Sir, a recent cohort study of caries incidence in 739 children in the journal highlighted the importance of prevention in primary teeth.1 The authors observe that caries diagnosis in this study did not include radiographic examination, so it is likely, therefore, that many of these apparently caries-free children had undiagnosed approximal lesions at presentation.2 For this reason we agree wholeheartedly with the conclusion that, whether caries is obvious or not, all children require preventive care, for which evidence-based guidelines are readily available.3,4

However, none of these guidelines recommend a prevention-only approach to caries management once cavitation has been diagnosed. Based on their own retrospective data, the same group have suggested that the sequelae of dental caries (pain, sepsis, extractions) cannot be controlled by restorative intervention either.5

The question of whether primary tooth restorations are effective or not in managing caries would seem more complex than either side in this increasingly polarised argument are prepared to admit.
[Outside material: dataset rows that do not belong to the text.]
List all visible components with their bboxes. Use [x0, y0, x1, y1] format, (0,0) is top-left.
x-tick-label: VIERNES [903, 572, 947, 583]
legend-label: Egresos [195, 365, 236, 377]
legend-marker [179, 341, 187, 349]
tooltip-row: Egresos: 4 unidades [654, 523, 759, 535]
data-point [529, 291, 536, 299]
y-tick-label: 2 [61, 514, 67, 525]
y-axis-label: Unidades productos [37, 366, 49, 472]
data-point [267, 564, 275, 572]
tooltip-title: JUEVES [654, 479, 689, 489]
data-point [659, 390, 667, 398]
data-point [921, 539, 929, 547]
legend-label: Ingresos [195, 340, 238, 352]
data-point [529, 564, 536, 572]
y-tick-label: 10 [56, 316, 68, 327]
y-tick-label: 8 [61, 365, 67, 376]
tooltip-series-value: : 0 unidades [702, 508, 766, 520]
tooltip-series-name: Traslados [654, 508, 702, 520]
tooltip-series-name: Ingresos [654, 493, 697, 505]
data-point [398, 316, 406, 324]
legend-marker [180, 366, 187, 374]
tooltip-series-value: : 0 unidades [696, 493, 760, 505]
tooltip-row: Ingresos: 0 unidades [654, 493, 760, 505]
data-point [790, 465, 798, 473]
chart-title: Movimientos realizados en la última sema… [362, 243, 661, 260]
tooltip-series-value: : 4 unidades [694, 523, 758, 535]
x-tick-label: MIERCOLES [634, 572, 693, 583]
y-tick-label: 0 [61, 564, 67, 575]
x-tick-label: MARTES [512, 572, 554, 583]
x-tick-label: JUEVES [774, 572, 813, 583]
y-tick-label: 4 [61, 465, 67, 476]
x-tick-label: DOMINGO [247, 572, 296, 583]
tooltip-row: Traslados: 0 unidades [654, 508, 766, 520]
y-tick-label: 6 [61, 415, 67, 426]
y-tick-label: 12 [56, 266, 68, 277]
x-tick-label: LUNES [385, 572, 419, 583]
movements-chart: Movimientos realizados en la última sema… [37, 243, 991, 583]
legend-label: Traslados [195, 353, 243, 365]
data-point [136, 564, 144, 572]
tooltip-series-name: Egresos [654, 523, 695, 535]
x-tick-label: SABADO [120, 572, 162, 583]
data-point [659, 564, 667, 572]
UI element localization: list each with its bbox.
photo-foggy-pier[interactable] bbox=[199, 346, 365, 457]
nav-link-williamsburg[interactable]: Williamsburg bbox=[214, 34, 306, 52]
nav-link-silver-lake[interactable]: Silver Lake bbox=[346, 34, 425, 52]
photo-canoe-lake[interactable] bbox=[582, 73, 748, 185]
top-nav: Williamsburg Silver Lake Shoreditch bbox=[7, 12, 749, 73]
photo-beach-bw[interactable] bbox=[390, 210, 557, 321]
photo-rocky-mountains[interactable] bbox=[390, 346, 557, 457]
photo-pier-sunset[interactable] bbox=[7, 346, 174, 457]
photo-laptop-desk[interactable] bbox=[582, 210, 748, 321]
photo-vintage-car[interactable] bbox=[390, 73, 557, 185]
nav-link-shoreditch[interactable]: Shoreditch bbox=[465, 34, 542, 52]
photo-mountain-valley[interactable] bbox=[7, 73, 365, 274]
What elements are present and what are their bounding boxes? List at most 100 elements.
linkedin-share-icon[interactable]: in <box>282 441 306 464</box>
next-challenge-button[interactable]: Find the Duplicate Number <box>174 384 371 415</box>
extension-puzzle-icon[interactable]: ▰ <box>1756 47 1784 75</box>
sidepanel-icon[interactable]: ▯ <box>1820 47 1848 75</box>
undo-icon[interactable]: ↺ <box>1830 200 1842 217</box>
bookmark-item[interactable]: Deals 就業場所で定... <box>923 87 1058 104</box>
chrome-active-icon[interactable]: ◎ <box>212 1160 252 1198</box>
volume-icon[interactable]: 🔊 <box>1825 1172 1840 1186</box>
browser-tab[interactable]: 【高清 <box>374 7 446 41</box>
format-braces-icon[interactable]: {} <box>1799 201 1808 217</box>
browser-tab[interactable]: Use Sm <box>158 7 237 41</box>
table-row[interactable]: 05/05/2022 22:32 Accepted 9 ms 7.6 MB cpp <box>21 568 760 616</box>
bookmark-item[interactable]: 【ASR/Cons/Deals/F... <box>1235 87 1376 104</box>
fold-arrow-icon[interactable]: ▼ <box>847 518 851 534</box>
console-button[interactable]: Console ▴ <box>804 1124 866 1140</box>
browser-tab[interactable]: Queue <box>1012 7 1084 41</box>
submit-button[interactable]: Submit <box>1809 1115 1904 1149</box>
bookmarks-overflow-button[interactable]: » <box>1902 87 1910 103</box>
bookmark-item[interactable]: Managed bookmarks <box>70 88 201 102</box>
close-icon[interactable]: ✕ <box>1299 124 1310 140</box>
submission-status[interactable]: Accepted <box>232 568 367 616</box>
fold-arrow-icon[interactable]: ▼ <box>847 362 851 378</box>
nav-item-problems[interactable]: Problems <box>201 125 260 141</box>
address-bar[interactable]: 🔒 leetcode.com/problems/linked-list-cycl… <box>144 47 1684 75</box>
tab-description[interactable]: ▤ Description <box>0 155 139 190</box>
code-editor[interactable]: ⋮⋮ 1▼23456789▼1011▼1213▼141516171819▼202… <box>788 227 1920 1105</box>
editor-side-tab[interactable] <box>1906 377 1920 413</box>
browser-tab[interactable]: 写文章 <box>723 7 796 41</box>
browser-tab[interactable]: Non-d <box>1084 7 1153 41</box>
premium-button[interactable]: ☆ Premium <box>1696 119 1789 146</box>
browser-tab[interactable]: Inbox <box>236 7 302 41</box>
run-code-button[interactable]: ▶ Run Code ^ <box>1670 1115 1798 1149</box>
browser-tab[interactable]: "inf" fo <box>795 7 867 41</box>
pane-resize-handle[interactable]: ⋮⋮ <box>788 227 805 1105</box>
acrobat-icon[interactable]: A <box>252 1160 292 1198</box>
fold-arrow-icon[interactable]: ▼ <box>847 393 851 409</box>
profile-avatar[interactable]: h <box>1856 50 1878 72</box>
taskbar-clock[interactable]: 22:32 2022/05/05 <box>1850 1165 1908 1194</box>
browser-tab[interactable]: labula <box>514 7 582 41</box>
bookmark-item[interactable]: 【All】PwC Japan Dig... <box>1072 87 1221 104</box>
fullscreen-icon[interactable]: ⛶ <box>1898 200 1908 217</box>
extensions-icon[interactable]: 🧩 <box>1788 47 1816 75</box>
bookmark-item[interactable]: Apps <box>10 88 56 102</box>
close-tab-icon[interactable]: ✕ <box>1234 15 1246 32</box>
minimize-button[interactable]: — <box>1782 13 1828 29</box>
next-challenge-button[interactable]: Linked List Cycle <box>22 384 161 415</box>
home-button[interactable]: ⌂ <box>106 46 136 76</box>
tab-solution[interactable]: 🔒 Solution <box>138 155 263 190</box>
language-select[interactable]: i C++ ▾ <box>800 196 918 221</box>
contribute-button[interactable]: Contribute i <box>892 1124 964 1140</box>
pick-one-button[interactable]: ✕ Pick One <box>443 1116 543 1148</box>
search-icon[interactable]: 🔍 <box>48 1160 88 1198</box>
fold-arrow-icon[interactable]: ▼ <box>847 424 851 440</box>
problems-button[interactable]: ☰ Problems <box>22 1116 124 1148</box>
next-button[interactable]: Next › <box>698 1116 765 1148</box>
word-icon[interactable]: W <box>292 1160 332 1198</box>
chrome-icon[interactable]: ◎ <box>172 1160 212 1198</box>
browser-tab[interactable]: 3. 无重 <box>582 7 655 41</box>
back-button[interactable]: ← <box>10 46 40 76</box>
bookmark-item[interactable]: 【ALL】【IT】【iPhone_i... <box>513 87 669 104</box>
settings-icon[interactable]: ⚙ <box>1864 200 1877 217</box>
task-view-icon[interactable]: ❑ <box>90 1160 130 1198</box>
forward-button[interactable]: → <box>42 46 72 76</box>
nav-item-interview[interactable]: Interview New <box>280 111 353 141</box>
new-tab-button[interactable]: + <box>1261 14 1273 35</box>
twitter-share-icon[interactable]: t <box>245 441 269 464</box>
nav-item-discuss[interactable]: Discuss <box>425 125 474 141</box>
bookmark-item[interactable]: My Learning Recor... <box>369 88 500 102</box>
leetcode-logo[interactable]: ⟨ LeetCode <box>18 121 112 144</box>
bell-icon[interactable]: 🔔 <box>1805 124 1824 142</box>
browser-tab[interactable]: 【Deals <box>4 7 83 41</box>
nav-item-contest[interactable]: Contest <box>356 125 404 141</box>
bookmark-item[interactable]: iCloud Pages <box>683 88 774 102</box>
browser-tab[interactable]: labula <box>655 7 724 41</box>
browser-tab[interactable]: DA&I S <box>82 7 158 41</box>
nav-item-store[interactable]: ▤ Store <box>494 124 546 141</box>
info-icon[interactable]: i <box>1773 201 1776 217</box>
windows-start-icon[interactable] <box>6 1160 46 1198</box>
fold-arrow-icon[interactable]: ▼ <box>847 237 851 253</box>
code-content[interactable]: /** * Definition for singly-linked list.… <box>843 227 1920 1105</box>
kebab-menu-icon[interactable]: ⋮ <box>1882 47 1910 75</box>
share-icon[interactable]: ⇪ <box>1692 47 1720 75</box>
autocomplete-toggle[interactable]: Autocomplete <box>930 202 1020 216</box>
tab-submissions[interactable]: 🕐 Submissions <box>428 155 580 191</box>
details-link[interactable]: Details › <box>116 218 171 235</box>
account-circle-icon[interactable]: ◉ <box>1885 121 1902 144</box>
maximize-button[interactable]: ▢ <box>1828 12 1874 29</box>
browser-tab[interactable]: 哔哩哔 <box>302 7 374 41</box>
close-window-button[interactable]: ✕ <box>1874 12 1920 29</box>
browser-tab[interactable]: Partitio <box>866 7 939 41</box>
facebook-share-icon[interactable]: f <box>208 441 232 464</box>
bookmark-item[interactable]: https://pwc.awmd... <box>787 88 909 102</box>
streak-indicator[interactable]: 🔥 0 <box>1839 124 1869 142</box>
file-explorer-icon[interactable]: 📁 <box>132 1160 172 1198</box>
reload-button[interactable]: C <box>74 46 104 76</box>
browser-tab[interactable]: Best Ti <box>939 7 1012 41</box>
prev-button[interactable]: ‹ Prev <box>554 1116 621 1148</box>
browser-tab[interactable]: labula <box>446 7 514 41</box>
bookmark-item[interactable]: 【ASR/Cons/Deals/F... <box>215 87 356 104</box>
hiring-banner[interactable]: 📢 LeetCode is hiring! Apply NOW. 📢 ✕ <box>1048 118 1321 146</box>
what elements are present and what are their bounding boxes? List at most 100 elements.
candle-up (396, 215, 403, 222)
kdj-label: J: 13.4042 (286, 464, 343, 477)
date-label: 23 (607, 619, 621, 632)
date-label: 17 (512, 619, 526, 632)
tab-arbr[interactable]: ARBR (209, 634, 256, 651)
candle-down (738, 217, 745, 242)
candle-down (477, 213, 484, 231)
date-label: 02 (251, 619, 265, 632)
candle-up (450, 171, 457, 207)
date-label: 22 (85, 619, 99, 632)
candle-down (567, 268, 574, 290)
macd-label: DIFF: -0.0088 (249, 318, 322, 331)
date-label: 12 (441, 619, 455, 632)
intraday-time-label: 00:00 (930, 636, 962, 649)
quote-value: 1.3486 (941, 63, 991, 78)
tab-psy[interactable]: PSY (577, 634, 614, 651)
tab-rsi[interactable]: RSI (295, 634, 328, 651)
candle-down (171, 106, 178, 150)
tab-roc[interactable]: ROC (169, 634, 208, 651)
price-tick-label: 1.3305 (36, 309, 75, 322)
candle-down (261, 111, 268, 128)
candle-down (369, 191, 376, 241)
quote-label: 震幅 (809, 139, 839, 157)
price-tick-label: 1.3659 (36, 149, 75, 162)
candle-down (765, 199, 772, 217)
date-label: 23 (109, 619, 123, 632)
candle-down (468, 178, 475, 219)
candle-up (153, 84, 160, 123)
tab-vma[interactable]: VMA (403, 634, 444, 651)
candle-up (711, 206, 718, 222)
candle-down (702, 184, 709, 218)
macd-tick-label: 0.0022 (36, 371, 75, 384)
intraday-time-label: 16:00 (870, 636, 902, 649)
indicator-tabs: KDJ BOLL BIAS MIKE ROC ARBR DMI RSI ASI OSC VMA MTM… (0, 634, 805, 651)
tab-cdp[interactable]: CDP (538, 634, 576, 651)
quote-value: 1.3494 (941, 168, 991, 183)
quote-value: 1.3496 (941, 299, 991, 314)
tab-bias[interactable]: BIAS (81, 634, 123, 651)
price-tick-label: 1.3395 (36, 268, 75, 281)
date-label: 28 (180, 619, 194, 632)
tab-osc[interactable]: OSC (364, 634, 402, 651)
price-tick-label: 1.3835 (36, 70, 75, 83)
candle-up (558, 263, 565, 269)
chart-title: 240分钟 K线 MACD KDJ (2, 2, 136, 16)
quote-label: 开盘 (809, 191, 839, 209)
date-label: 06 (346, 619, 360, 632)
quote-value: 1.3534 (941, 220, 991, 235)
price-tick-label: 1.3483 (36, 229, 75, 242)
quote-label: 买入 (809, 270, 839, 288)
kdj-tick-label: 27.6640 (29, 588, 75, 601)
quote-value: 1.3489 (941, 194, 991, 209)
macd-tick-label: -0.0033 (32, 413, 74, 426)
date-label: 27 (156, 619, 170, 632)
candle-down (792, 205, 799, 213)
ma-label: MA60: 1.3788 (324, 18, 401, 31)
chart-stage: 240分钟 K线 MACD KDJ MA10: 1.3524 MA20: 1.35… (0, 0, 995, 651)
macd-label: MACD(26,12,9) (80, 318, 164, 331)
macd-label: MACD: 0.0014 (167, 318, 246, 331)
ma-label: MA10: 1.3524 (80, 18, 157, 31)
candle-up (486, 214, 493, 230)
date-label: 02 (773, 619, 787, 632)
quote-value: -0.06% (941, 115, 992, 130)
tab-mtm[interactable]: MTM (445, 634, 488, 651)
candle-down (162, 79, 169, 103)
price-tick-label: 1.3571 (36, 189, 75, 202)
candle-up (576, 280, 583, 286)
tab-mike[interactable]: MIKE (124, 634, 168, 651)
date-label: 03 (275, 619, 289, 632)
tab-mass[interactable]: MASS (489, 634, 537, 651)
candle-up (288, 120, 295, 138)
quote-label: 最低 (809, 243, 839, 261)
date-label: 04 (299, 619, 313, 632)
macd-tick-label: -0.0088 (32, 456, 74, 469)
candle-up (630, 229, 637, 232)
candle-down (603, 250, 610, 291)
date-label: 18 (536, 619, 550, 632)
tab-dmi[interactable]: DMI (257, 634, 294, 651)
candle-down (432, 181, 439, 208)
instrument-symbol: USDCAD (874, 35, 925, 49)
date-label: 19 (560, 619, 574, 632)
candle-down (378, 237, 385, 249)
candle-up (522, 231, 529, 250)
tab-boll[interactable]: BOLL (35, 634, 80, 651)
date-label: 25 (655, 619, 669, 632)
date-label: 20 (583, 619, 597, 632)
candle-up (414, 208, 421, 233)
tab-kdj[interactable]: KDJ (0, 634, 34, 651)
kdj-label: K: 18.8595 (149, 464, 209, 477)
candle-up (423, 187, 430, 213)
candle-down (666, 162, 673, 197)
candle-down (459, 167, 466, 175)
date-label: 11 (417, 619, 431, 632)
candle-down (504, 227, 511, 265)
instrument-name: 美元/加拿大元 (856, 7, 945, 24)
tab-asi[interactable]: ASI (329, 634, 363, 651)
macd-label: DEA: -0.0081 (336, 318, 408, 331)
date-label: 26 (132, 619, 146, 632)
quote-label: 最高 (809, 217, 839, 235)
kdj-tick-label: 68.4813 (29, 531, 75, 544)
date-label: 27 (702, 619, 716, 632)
Two recent systematic reviews show that amalgam,6 compomers, or resin modified glass ionomers7 can be used with success in primary teeth. Further inspection of the individual studies reported in these reviews suggests that pain and infection are uncommon sequelae. For example, Qvist8 followed over 1,500 Class II restorations in 971 children for seven years. Treatment was undertaken by non-specialists in the Danish Public Dental Health Services, and only 7% of teeth subsequently presented with sepsis or were extracted. However, a recent UK randomised controlled trial investigated clinical outcomes of the Hall Technique with those of standard restorations provided by GDPs for carious primary molars.9 For the 129 children followed up for two years, only 2% (n = 3) of the Hall crown teeth had abscessed or become unrestorable, while for the teeth with standard restorations this was 15% (n = 19), a figure approaching that reported by the Manchester group for teeth left unrestored! How could the UK results be so different from those reported by Qvist? There are a number of possible reasons, but further examination of the data shows that the material of choice for the majority of GDPs when restoring Class IIs was unmodified glass ionomer cement, a material now regarded as unsatisfactory for this purpose.7 GDPs clearly want to provide the best possible care for their child patients, so what are the barriers to the use of techniques and materials (amalgam, compomers, composites or resin modified glass ionomers) of proven effectiveness in general practice? These obstacles, be they funding, education, access to specialist care or something else altogether, need to be further explored and then addressed.

Repeated demonstration that what is currently being provided is inadequate for children in the UK does not mean that the baby (reduction in pain and sepsis for UK children) should be thrown out with the bathwater (current restorative methods in the general practice environment). Perhaps the bathwater simply needs changing!